Christiane Nüsslein-Volhard, Eric Wieschaus and Ed Lewis scooped the 1995 Nobel Prize for their ground-breaking work in understanding embryonic development, one of the great miraculous mysteries of biology. How does a fertlised egg [N=1 cell] come to be an adult human [N=100 trillion cells] that is recognisably different from her dog which started off from essentially the same zygotic starting-blocks?
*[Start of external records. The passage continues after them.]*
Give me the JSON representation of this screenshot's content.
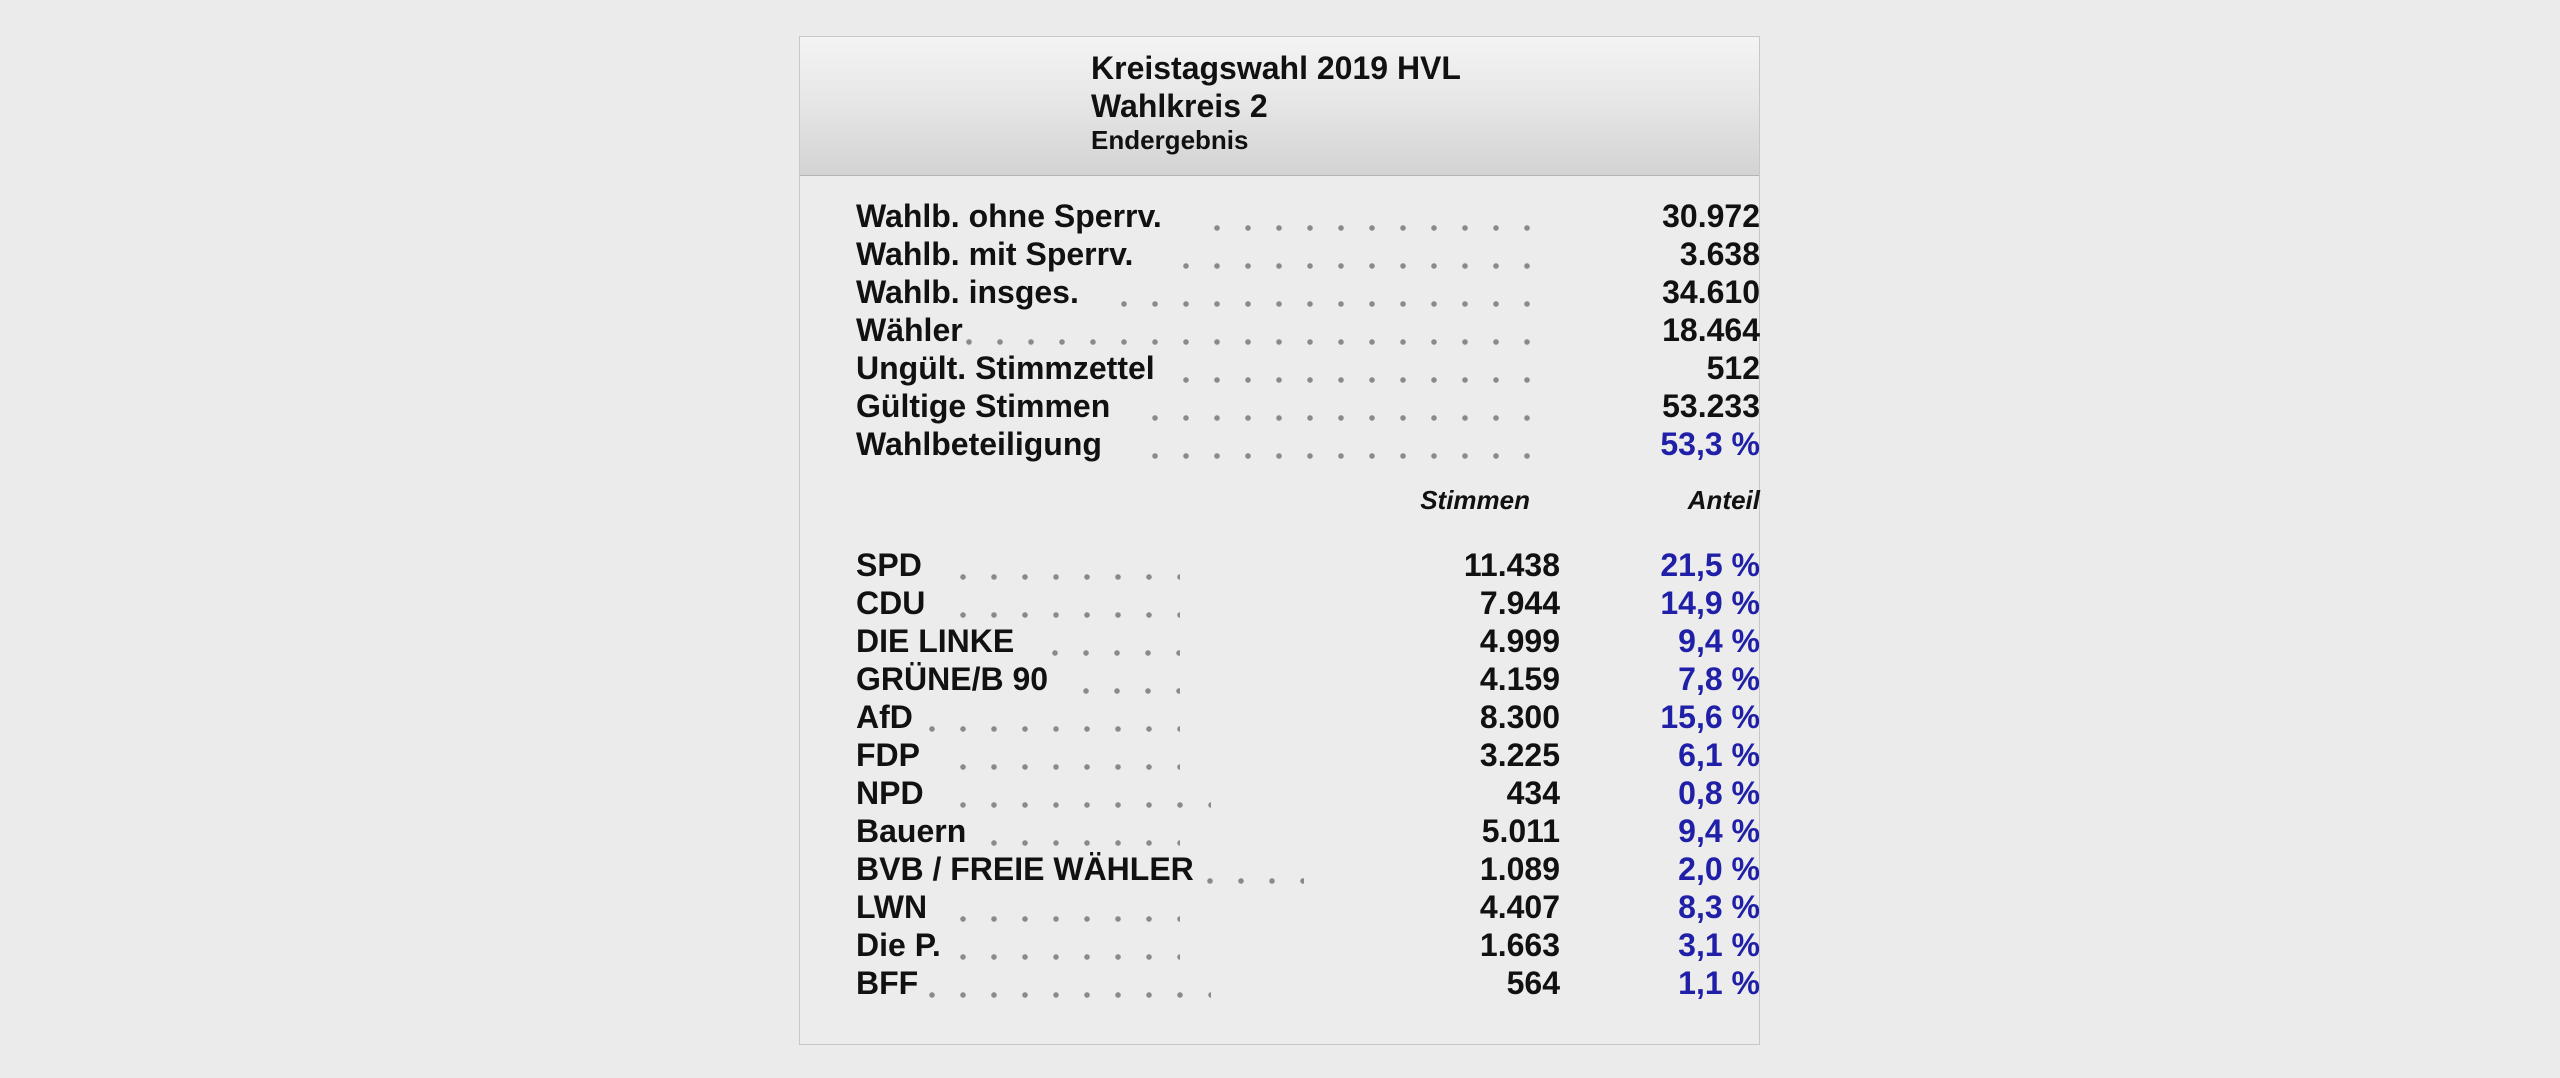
{
  "header": {
    "title": "Kreistagswahl 2019 HVL",
    "subtitle": "Wahlkreis 2",
    "status": "Endergebnis"
  },
  "summary": [
    {
      "label": "Wahlb. ohne Sperrv.",
      "value": "30.972"
    },
    {
      "label": "Wahlb. mit Sperrv.",
      "value": "3.638"
    },
    {
      "label": "Wahlb. insges.",
      "value": "34.610"
    },
    {
      "label": "Wähler",
      "value": "18.464"
    },
    {
      "label": "Ungült. Stimmzettel",
      "value": "512"
    },
    {
      "label": "Gültige Stimmen",
      "value": "53.233"
    },
    {
      "label": "Wahlbeteiligung",
      "value": "53,3 %"
    }
  ],
  "columns": {
    "votes": "Stimmen",
    "share": "Anteil"
  },
  "parties": [
    {
      "name": "SPD",
      "votes": "11.438",
      "share": "21,5 %"
    },
    {
      "name": "CDU",
      "votes": "7.944",
      "share": "14,9 %"
    },
    {
      "name": "DIE LINKE",
      "votes": "4.999",
      "share": "9,4 %"
    },
    {
      "name": "GRÜNE/B 90",
      "votes": "4.159",
      "share": "7,8 %"
    },
    {
      "name": "AfD",
      "votes": "8.300",
      "share": "15,6 %"
    },
    {
      "name": "FDP",
      "votes": "3.225",
      "share": "6,1 %"
    },
    {
      "name": "NPD",
      "votes": "434",
      "share": "0,8 %"
    },
    {
      "name": "Bauern",
      "votes": "5.011",
      "share": "9,4 %"
    },
    {
      "name": "BVB / FREIE WÄHLER",
      "votes": "1.089",
      "share": "2,0 %"
    },
    {
      "name": "LWN",
      "votes": "4.407",
      "share": "8,3 %"
    },
    {
      "name": "Die P.",
      "votes": "1.663",
      "share": "3,1 %"
    },
    {
      "name": "BFF",
      "votes": "564",
      "share": "1,1 %"
    }
  ],
  "colors": {
    "percent_text": "#1f1fa8",
    "page_background": "#ebebeb"
  }
}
Toll was clearly important in the control of embryonic development: it sets up the dorso-ventral axis without which no growing, dividing cells will know where they are or where they are meant to be.  It was a staggering surprise when in 1996, Bruno Lemaitre and his boss Jules Hoffmann, working at CNRS in Strasbourg, discovered that flies mutant in Toll were abnormally prone to fungal attack [L adult fruit-fly riddled with fungal growth - the furry cardigan is a web of fungal mycelia]. The immunological importance of Toll and its pathway was emphasised when Janeway & Medzhidov and Bruce Buetler realised that mammals had homologs to Toll that were vital for correct immune function. We've met their favorite toll-like receptor TLR4 before sweeping TLR3 and TLR5 aside in its demands for attention. Hoffmann and Buetler shared the 2011 Nobel Prize, the others here named did not [ooops?!].
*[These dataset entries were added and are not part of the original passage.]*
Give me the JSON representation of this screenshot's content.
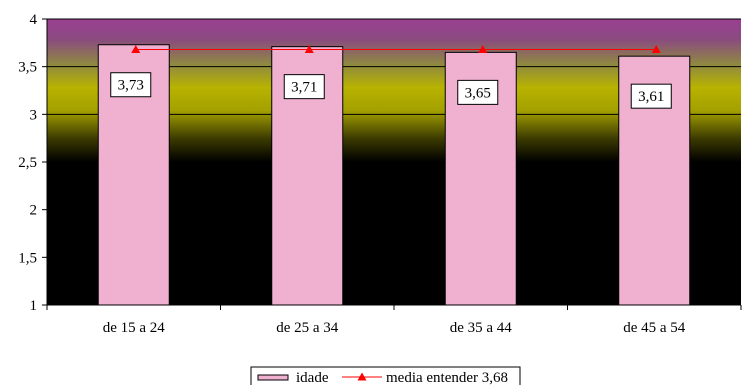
{
  "chart_data": {
    "type": "bar",
    "categories": [
      "de 15 a 24",
      "de 25 a 34",
      "de 35 a 44",
      "de 45 a 54"
    ],
    "series": [
      {
        "name": "idade",
        "type": "bar",
        "values": [
          3.73,
          3.71,
          3.65,
          3.61
        ],
        "color": "#f0b0d0"
      },
      {
        "name": "media entender 3,68",
        "type": "line",
        "values": [
          3.68,
          3.68,
          3.68,
          3.68
        ],
        "color": "#ff0000"
      }
    ],
    "data_labels": [
      "3,73",
      "3,71",
      "3,65",
      "3,61"
    ],
    "yticks": [
      {
        "value": 1,
        "label": "1"
      },
      {
        "value": 1.5,
        "label": "1,5"
      },
      {
        "value": 2,
        "label": "2"
      },
      {
        "value": 2.5,
        "label": "2,5"
      },
      {
        "value": 3,
        "label": "3"
      },
      {
        "value": 3.5,
        "label": "3,5"
      },
      {
        "value": 4,
        "label": "4"
      }
    ],
    "ylim": [
      1,
      4
    ],
    "grid": true,
    "legend_position": "bottom",
    "background": "gradient purple-yellow-black"
  }
}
If the 1995 Nobel went to Nüsslein-Volhard and Wieschaus for discovering the first insect TLR Toll and the 2011 went to Buetler and Hoffmann for first nailing the immunological function of the mammalian TLR TLR4, do you think that the 2027 Nobel will come our way for discovering and characterising the first avian specific TLR TLR15?  No, I don't either unless and until the 20 billion [!!] imprisoned chickens break loose and take over the world. It might, however, go to those who are re-claiming a developmental function for TLR in mammals after TLRs-in-immunology took all the attention over the last 20 years: you know who you are.

We are so amazed when a woman makes it to the top in the boy's world of science that interviewers always ask her about being a woman in science rather than about being a scientist. As I paraphrased Dr Curmudgeon last year:  "Sir, a woman's sciencing is like a dog's walking on his hind legs. It is not done well; but you are surprised to find it done at all." CN-V talks [briefly] in a Nobel interview about the lack of respect that women who aspire to be scientists are likely to attract and expresses a dilemma about whether she is doing girls any favours by encouraging them to edge into the boy's club.  Nevertheless, in 2004 she set up the Christiane Nüsslein-Volhard Stiftung a foundation to help young women scientists juggle their careers with the exigencies of family life. So she clearly does believe in science for women and women for science and has coughed up a wodge of money to endorse this feeling. She is indeed echt toll; prima; fantastisch; klasse; wunderbar!
Mützen ab! und alles Gute zum Geburtstag!